Elle entend alors la grosse cloche que l’instructeur fait retentir pour marquer le début des cours, et Épicure s’aligne dans le rang tout en essuyant la terre qui la recouvre avec sa tunique usée, autrefois blanche.
La dizaine d’élèves de son niveau s’assied à même le sol caillouteux de la cour. En été, pas question de s’enfermer. Épicure se place à côté d’Arthur et d’Eco, ses amis depuis plusieurs années déjà. En silence, ils écoutent débuter leur cours de langue. Cette séance est notamment consacrée au lexique propre à leur société : Contrôlerie, Autruche…
- Les Autruches renient nos principes économes. Ils sont un concentré de vices : fourbes, perfides, sournois, méchants et voleurs, ils sont prêts à tout pour vivre dans une opulence malsaine… explique l’instructeur.
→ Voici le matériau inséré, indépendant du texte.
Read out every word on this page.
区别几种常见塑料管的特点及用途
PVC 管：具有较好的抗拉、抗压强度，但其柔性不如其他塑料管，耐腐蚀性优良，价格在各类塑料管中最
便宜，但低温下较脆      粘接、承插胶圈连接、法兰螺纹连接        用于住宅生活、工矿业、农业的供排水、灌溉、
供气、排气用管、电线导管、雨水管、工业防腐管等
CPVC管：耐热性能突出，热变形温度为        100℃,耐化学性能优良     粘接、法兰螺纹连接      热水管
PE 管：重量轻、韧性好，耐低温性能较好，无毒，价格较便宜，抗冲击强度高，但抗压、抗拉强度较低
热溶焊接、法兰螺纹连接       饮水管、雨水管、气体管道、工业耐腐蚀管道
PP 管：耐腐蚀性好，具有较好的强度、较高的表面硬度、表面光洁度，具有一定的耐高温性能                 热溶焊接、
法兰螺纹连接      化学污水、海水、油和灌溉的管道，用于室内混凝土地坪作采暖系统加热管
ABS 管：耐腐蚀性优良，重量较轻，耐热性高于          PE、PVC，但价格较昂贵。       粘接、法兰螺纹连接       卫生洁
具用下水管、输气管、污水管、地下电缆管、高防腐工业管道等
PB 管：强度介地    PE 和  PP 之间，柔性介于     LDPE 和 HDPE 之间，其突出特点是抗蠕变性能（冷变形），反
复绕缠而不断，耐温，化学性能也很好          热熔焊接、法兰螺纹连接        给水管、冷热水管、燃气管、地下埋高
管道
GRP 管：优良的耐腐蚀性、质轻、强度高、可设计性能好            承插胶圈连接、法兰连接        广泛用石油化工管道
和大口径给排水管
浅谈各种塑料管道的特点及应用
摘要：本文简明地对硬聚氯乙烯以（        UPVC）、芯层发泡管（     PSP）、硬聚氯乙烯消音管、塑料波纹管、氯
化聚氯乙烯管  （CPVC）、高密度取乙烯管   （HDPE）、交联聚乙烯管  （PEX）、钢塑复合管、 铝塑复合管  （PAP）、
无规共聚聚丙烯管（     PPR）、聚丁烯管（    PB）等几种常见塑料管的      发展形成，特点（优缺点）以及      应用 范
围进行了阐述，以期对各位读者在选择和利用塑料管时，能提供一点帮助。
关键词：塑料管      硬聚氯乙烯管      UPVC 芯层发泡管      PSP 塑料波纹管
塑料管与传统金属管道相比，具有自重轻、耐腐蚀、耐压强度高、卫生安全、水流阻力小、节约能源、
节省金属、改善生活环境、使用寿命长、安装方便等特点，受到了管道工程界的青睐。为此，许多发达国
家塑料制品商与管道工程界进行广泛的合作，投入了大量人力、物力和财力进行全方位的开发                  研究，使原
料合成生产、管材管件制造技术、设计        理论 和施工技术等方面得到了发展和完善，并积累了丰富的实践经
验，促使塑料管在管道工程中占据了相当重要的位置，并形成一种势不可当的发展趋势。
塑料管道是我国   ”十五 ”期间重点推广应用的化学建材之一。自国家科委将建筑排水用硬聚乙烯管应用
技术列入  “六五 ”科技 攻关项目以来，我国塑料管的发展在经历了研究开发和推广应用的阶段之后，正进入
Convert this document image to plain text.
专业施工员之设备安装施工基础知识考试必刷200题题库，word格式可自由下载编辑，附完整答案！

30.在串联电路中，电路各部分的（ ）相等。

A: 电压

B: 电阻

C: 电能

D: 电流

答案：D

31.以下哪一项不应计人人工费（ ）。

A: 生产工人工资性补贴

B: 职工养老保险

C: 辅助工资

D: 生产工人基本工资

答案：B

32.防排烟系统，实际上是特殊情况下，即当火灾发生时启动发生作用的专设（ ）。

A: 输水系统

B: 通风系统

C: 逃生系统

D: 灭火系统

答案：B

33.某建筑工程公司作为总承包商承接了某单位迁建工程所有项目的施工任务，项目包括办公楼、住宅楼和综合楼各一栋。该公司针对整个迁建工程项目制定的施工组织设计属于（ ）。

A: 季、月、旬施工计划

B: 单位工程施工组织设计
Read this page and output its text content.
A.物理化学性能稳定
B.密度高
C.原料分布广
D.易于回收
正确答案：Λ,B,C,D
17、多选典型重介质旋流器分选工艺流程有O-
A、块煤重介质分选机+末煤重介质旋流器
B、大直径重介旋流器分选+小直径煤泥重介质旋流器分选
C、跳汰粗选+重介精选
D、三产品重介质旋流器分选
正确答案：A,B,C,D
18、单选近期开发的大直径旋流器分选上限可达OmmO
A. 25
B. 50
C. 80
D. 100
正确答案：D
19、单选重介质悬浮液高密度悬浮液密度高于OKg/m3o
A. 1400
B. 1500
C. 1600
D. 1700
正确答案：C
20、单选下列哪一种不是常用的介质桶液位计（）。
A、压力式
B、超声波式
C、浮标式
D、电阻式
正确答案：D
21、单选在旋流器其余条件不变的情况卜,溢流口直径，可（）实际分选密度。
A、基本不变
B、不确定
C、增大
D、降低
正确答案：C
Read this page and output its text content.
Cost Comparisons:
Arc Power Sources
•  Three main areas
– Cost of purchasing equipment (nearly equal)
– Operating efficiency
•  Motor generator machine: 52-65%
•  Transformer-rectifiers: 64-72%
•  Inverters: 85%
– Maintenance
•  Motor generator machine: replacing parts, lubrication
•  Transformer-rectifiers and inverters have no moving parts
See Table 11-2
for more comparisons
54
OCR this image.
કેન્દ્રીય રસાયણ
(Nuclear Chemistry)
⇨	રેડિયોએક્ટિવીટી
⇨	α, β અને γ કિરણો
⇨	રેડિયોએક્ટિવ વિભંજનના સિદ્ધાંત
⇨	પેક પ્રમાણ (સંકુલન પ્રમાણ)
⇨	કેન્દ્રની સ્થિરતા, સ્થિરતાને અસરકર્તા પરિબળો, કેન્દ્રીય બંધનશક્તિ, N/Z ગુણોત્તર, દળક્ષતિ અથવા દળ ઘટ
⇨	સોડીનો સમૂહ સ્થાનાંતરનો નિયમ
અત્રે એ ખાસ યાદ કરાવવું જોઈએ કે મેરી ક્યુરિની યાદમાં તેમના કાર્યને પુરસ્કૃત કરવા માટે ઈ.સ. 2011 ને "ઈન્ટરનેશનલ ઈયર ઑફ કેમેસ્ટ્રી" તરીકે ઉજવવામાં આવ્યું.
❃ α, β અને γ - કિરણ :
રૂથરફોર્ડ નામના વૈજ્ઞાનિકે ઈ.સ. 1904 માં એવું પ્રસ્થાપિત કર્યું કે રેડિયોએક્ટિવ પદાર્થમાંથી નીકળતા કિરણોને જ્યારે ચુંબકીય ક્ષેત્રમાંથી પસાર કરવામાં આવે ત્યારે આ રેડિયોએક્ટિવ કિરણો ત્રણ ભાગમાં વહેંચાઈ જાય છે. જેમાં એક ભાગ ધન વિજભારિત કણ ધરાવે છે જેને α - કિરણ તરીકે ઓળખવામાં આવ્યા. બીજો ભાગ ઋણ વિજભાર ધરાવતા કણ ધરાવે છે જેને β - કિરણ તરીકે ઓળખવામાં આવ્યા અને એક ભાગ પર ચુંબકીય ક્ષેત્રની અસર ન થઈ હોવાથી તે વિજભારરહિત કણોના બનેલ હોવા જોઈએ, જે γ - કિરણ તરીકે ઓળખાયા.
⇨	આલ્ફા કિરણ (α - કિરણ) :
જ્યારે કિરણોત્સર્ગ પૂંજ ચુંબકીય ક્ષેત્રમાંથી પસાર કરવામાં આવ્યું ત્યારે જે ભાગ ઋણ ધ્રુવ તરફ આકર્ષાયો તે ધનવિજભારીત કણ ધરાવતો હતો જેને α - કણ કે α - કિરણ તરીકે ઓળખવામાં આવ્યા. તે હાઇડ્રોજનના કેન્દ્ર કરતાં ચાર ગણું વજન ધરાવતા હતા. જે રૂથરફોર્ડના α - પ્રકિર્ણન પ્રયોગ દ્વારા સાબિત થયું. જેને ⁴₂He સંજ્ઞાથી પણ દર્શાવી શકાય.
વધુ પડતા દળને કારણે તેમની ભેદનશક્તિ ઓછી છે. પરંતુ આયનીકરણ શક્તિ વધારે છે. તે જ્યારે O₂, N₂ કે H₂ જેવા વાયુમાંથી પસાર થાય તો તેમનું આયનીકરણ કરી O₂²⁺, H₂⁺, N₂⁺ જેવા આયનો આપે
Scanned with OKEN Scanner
C’est là la première heure de leur journée d’école, qui dure six heures en tout. La deuxième période est consacrée aux mathématiques. Épicure n’a aucune difficulté avec cette matière car les énoncés sont simples à souhait : Mme Frugale mange en moyenne 3 pommes de terre par jour en semaine, et deux par jour le week-end. Ce lundi, elle ramène 18 pommes de terre à la Contrôlerie. Sachant que sa fille lui offre deux pommes de terre par semaine, et que Mme Frugale fait toujours malencontreusement tomber une pomme de terre dans le compost en rentrant de la Contrôlerie, aura-t-elle assez de pommes de terre pour cette semaine ?
La troisième période est réservée aux recettes nourrissantes et complètes que les futurs adultes peuvent cuisiner avec leurs récoltes, ainsi qu’aux méthodes de jardinerie qu’ils doivent pratiquer : un peu de compost et un peu d’eau chaque jour, et bien évidemment la même quantité pour chaque plan.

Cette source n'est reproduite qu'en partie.